If it frequently occurs that the number of articles per invoice line is one then the following default command can fasten data insertions by assuming 1 as the number of articles:

init default invoiceline its number = 1.

It is also possible to specify conditional restrictions. For example, we could apply a price reduction percentage (of course we first have to add the attribute invoiceline its reduction to the model):

init invoiceline its reduction = if number < 10 then 0
         else if number < 100 then 10
         else 20.

After extending the definition of invoiceline with the attribute reduced_price, a DBMS can calculate this reduced price at insertion time, using:

init invoiceline its reduced_price = (100 – reduction) * article its price / 100.

init invoiceline its amount = number * reduced price.

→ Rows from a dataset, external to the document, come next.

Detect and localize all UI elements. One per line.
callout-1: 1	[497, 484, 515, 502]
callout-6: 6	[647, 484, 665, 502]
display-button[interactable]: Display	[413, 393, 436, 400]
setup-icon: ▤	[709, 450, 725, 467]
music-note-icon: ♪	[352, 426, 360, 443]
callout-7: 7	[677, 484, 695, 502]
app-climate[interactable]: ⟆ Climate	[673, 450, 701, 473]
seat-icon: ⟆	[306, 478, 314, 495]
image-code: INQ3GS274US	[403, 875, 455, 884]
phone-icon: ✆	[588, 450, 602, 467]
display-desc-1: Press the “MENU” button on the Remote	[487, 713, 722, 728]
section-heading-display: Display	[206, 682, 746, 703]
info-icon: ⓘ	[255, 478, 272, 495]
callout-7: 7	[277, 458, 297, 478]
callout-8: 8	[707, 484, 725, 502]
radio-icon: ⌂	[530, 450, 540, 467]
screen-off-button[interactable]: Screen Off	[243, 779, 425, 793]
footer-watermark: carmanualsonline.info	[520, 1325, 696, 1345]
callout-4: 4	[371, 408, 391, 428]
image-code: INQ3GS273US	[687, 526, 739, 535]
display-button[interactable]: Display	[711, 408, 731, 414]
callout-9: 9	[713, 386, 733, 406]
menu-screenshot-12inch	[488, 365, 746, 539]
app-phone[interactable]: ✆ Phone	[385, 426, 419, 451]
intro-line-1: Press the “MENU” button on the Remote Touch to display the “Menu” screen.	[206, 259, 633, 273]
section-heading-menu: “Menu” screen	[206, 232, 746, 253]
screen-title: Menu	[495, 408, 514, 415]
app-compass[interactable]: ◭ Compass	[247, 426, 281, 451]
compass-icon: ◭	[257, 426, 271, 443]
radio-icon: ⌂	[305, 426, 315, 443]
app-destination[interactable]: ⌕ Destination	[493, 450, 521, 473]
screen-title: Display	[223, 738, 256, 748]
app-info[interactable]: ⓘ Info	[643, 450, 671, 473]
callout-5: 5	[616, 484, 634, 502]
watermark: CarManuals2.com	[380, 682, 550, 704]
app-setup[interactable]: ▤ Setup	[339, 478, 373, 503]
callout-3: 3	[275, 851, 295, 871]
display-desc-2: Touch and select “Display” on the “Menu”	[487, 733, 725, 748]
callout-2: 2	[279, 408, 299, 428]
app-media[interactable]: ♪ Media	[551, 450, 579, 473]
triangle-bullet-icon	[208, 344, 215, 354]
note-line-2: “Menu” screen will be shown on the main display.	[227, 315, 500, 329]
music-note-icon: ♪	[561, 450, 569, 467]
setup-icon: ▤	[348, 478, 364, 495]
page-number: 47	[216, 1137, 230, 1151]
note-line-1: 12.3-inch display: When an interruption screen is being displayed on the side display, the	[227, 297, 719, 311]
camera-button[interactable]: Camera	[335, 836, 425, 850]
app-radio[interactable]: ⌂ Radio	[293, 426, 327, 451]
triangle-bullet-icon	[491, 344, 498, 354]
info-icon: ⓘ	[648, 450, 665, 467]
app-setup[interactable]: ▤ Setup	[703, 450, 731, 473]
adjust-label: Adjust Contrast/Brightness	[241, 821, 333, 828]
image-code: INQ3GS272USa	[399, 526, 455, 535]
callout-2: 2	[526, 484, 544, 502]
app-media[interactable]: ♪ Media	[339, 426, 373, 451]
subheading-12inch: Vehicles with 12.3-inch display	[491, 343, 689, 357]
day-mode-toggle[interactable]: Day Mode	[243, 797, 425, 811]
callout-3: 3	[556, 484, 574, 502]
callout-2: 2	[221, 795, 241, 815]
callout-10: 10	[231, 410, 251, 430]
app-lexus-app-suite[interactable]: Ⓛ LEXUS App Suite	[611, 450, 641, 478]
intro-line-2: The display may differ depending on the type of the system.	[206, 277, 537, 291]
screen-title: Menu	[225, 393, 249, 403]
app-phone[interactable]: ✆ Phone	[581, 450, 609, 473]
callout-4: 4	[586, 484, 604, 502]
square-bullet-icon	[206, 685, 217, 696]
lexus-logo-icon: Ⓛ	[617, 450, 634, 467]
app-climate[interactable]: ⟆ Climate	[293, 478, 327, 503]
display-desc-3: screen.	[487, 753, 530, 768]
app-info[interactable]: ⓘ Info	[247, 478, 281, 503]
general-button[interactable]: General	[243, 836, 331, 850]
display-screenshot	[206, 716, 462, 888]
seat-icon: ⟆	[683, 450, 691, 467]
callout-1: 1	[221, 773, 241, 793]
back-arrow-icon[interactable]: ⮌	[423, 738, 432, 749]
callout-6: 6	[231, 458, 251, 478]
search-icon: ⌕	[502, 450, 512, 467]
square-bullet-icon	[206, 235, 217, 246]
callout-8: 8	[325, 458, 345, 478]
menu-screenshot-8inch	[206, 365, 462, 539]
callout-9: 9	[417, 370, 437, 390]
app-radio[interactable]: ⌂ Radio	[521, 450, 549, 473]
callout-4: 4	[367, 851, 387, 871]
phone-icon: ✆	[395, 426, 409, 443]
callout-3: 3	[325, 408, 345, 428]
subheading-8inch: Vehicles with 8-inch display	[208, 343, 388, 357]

Another possibility is to apply reductions to distinct articles instead of the previous one related to the number of sold articles:

init invoiceline its reduction = case article of
         1234: 10;
         7538: 15;
         default: 0.


Update restrictions
This kind of dynamic restrictions has to deal with the modification of attribute values. An example is related to the following data model related to the registration of the phase of practical work of students for a course. During time the phase of practical work in some organization may only change from not started to busy followed by finished or not finished:

type student = name, address, town, birth_date, faculty.
type course = subject, lecturer.
base phase (A20) = not started, busy, not finished, finished.
type practical = student, course, organization, phase.
init default practical its phase = not started.

check practical its phase = case of
         not started: busy,
         busy: finished,
         busy: not finished.


Delete restrictions
Since we cannot compare the state of a data item before its deletion with the empty state after that deletion, explicit delete restrictions make no sense. Of course this does not mean that a deletion is always allowed: a deletion conflicting with referential integrity may not be executed.

For further examples we refer to the books of Johan ter Bekke.